Airbnb, futur « n°1 mondial du tourisme » ?

Bien au-delà de son rôle initial dans l’hébergement touristique, Airbnb diversifie ses activités et cherche à devenir un acteur hégémonique dans les domaines des loisirs et du tourisme, avec un impact concret sur la vie sociale, culturelle et commerciale des villes et des quartiers.

Au cœur des Marolles, des cartes de visite laissées dans l’appartement où vous séjournez vous suggèrent d’aller vous restaurer dans l’une ou l’autre adresse gastronomique du centre-ville. Sur la commode, quelques guides touristiques de Bruxelles ou de Bruges complètent l’offre. Les hôtes les plus généreux vous laissent un ticket de métro sur la table du salon. Le voyageur a l’embarras du choix ! Après un tour au Vieux Marché, un peu de lèche-vitrines le long des rues Blaes et Haute, après avoir bu un cappuccino à la mousse de lait d’avoine à 3,30 € ou, selon l’heure, un cocktail maison à 14 €, il pourra aussi choisir l’une des « expériences » proposées depuis 2016 par Airbnb, à savoir des « activités inoubliables organisées par des habitants », que la plateforme recense sur son site et promeut via un email envoyé avant son arrivée. 

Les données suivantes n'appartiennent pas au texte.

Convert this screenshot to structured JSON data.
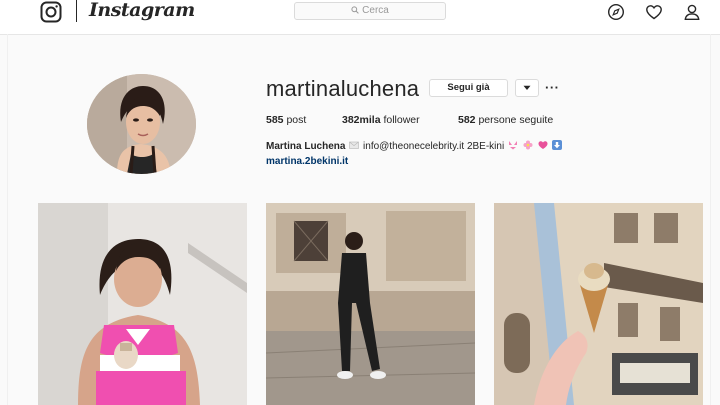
{
  "header": {
    "brand": "Instagram",
    "search_placeholder": "Cerca"
  },
  "profile": {
    "username": "martinaluchena",
    "follow_label": "Segui già",
    "more_label": "···",
    "stats": {
      "posts_value": "585",
      "posts_label": "post",
      "followers_value": "382mila",
      "followers_label": "follower",
      "following_value": "582",
      "following_label": "persone seguite"
    },
    "bio_name": "Martina Luchena",
    "bio_text": "info@theonecelebrity.it 2BE-kini",
    "bio_link": "martina.2bekini.it"
  },
  "icons": {
    "logo": "instagram-camera-icon",
    "search": "search-icon",
    "explore": "compass-icon",
    "activity": "heart-icon",
    "profile": "person-icon",
    "dropdown": "chevron-down-icon",
    "bio_emojis": [
      "envelope-emoji",
      "bikini-emoji",
      "flower-emoji",
      "heart-emoji",
      "down-arrow-emoji"
    ]
  },
  "colors": {
    "background": "#fafafa",
    "text": "#262626",
    "link": "#003569",
    "border": "#dbdbdb",
    "post_1_accent": "#f04fb0"
  },
  "posts": [
    {
      "label": ""
    },
    {
      "label": ""
    },
    {
      "label": ""
    }
  ]
}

On y retrouve bien sûr d’innombrables visites thématiques de Bruxelles, tournées des bars, dégustations de chocolat, bières ou gaufres…. Mais aussi des activités « insolites », « immersives », « hors des sentiers battus » et toujours « locales » et « authentiques ». Par exemple : pour 39 € Bastien vous guidera à travers le centre-ville lors d’une folle course à pieds historique ; Emily vous fera explorer quatre « spots photogéniques » que vous pourrez transformer en photoshoots pour 80 € ; à partir de 64 € Silva vous fera découvrir le quartier Dansaert et ses magasins de mode ; pour 30 € Christophe vous proposera de boire un verre avec un journaliste musical ; à partir de 60 € Thibault vous fera éplucher et cuire des patates à la graisse de boeuf dans sa friterie de la place du Jeu de Balle ; tandis que Yana offrira une balade dessinée avec une artiste en échange de 35 € ; à partir de 44 € Claudia et Anthony – spécialement venus de France ! – vous feront goûter au « vrai Bruxelles des locaux », « loin des attrapes touristes » ; Thierry, lui, vous propose de vous emmener, à partir de 250 €, « dans l’écosystème des Startups, Innovation et Entrepreneurs à Bruxelles » ; à partir de 35 € Cecilia vous fera plonger dans « la délicieuse vie végétalienne de Bruxelles »; etc. 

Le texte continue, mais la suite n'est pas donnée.